Guam - Although not as publicized as the senatorial and gubernatorial races, the Judicial Retention Vote is just as significant as deciding who will lead the island for the next few years.  The decision on whether a judge or justice should remain on the bar lies solely with the people of Guam.

Every seven years Superior Court judges and every ten years Supreme Court justices are left at the mercy of the voting public. A retention election means voters have the opportunity to decide whether a particular judge should remain on the bench or be removed.

Guam Bar Association president Cynthia Ecube says despite what most residents may think, judicial retention is very important, saying, "Judicial retention is critical not just to this community, but our legal community. It's a function of the Guam Bar Association, one of our roles to effect the administration of justice and the judicial retention gives people the opportunity to evaluate the performance of our justices and judges. And their role in ensuring that the laws are followed."

The Guam Bar Association recently conducted a survey and among the 77 attorneys who responded, 90% said they supported the retention of Supreme Court Associate Justice F. Philip Carbullido, while 87% said they supported the retention of Superior Court Judge Anita Sukola.

Judge Sukola graduated from John F. Kennedy High School, obtained a bachelors of arts degree in history and secondary education from Washington State University, a master's degree in school administration and supervision and a law degree from the People's College of Law in California. She began her legal career as a staff attorney for former senator Don Parkinson and went on to clerk for several judges, work at the Public Defender's Office, and serve as the director of the Department of Education. While juggling her legal career, Sukola also found time to continue her love of teaching accepting a professor position at the University of Guam.

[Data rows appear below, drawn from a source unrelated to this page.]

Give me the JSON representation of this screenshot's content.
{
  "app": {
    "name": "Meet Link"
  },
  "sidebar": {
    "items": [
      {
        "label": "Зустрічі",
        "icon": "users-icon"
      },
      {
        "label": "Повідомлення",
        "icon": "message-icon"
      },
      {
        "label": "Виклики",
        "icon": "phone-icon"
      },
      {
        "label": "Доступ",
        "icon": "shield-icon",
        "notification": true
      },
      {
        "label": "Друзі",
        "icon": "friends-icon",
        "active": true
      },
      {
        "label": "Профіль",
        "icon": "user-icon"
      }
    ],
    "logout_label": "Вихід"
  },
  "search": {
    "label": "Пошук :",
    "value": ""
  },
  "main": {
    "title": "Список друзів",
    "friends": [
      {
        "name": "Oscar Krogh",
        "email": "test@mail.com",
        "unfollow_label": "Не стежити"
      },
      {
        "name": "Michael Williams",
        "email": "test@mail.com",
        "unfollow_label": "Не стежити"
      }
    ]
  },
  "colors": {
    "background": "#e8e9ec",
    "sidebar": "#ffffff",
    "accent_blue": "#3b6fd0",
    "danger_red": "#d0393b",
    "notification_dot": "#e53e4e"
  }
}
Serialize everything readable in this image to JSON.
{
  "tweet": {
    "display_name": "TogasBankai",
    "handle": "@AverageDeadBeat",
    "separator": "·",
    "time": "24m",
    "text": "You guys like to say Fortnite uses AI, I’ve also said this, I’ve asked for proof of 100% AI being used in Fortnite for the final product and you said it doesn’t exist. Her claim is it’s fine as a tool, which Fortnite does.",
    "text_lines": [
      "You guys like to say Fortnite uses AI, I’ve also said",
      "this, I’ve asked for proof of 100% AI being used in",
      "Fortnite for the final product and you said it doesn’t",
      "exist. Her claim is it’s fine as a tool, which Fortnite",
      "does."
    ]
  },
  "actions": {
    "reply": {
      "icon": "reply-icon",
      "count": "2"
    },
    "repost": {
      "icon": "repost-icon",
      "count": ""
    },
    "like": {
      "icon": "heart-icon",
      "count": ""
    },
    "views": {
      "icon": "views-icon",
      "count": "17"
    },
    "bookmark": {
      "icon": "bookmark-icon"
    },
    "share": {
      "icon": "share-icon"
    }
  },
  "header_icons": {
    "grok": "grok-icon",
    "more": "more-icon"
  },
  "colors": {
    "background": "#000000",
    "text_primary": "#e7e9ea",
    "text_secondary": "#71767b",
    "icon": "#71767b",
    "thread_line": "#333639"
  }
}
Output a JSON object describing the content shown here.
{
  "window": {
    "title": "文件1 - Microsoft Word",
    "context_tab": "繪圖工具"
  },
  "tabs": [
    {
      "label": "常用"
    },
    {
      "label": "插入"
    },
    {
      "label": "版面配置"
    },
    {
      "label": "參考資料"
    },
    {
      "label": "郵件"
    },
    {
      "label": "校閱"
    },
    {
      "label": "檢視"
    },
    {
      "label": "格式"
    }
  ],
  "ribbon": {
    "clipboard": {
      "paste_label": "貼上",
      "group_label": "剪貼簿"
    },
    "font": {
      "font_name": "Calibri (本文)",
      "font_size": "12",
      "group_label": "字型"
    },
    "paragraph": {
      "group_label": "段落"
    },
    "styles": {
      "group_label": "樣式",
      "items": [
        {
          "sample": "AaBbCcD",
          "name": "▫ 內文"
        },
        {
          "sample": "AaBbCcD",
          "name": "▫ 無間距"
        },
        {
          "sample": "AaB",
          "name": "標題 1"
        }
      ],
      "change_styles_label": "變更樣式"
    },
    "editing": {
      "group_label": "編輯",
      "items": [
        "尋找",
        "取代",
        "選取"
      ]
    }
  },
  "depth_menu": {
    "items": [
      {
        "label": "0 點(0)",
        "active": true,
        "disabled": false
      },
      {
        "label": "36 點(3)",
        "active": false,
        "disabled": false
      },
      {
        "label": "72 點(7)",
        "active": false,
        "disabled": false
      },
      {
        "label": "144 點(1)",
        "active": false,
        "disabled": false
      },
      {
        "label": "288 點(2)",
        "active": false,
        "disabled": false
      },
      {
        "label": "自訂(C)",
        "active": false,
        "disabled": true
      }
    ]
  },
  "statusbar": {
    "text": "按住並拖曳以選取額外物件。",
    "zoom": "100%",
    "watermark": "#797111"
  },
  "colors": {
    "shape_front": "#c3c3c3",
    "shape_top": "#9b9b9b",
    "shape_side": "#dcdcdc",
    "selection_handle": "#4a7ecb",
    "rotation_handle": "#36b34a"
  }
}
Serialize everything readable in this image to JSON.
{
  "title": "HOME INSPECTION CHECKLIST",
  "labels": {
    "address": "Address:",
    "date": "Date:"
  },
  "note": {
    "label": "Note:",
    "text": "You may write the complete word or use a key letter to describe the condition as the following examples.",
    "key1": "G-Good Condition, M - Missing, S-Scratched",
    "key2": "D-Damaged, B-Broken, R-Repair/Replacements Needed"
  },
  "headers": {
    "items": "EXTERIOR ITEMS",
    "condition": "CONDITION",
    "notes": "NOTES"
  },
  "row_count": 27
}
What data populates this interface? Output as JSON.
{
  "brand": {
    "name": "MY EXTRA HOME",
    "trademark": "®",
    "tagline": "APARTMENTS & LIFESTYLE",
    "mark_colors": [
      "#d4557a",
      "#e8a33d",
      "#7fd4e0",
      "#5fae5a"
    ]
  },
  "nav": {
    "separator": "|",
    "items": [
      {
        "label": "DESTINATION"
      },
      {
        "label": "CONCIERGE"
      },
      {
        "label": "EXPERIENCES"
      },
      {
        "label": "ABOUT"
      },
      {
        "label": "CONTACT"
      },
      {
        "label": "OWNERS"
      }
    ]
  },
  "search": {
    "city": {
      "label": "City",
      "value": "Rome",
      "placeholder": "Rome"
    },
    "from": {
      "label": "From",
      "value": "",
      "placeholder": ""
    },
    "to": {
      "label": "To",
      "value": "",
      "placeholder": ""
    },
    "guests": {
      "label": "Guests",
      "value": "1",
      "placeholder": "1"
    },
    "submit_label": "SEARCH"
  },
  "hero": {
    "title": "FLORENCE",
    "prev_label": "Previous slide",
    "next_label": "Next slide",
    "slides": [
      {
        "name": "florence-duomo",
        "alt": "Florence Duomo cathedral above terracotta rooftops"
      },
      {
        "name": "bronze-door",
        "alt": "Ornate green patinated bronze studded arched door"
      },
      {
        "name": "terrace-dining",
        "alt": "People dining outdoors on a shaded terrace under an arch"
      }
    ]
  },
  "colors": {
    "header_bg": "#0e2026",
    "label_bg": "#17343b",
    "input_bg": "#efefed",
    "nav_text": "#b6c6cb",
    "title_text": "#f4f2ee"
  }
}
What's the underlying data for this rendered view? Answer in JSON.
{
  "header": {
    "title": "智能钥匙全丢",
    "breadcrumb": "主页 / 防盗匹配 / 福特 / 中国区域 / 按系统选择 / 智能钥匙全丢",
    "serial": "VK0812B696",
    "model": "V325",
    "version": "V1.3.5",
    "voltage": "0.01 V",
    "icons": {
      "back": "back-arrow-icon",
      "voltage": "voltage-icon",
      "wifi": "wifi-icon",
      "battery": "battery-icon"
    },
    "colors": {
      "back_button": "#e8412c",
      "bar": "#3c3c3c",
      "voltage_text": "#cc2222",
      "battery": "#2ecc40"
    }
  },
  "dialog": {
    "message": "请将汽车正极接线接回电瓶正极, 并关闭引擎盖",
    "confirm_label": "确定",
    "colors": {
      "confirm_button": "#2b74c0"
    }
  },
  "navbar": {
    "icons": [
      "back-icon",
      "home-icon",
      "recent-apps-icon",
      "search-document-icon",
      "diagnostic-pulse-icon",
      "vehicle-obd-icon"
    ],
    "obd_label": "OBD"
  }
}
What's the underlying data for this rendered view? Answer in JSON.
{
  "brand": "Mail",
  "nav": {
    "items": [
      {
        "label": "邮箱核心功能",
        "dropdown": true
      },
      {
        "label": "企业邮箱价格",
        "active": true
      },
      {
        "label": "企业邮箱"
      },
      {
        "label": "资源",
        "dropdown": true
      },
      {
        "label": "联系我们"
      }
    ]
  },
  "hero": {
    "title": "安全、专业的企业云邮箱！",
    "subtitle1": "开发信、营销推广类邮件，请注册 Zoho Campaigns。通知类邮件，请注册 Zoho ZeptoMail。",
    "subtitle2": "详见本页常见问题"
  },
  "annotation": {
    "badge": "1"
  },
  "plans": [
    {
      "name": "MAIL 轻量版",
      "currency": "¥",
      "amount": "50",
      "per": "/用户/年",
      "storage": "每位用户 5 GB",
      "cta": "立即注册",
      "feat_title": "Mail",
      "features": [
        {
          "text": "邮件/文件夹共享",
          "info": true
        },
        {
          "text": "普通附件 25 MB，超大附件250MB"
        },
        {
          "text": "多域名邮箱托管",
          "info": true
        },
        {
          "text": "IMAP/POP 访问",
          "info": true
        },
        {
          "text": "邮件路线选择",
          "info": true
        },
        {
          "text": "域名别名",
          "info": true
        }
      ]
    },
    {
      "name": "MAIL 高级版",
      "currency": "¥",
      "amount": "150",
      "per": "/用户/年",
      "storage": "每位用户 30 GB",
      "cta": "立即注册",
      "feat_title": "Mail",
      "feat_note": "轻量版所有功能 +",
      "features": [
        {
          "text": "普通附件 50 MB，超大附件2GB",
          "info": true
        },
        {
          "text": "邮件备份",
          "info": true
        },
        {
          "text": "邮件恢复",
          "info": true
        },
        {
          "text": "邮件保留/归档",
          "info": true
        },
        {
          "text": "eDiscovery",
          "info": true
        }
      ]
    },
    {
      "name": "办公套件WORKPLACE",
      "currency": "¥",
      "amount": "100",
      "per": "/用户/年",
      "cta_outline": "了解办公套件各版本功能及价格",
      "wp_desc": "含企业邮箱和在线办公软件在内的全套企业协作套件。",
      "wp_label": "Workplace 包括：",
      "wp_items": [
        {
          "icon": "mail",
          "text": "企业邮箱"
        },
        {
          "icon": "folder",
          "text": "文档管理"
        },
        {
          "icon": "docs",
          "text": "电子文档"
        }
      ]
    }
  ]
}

Associate Supreme Court Justice Carbullido is a son of Guam, a graduate of Father Duenas Memorial School and a University of Oregon graduate with a bachelors of science degree in political science. He obtained his juris doctorate from the University of California at Davis.

While he may have started his legal career as an intern at the Attorney General's Office, Carbullido eventually went into private practice gaining extensive experience in civil, commercial, and administrative law.

He was appointed to the bench in 2000 and served as chief justice and also served as the president of the Pacific Judicial Council and on the board of the Conference of Chief Justices.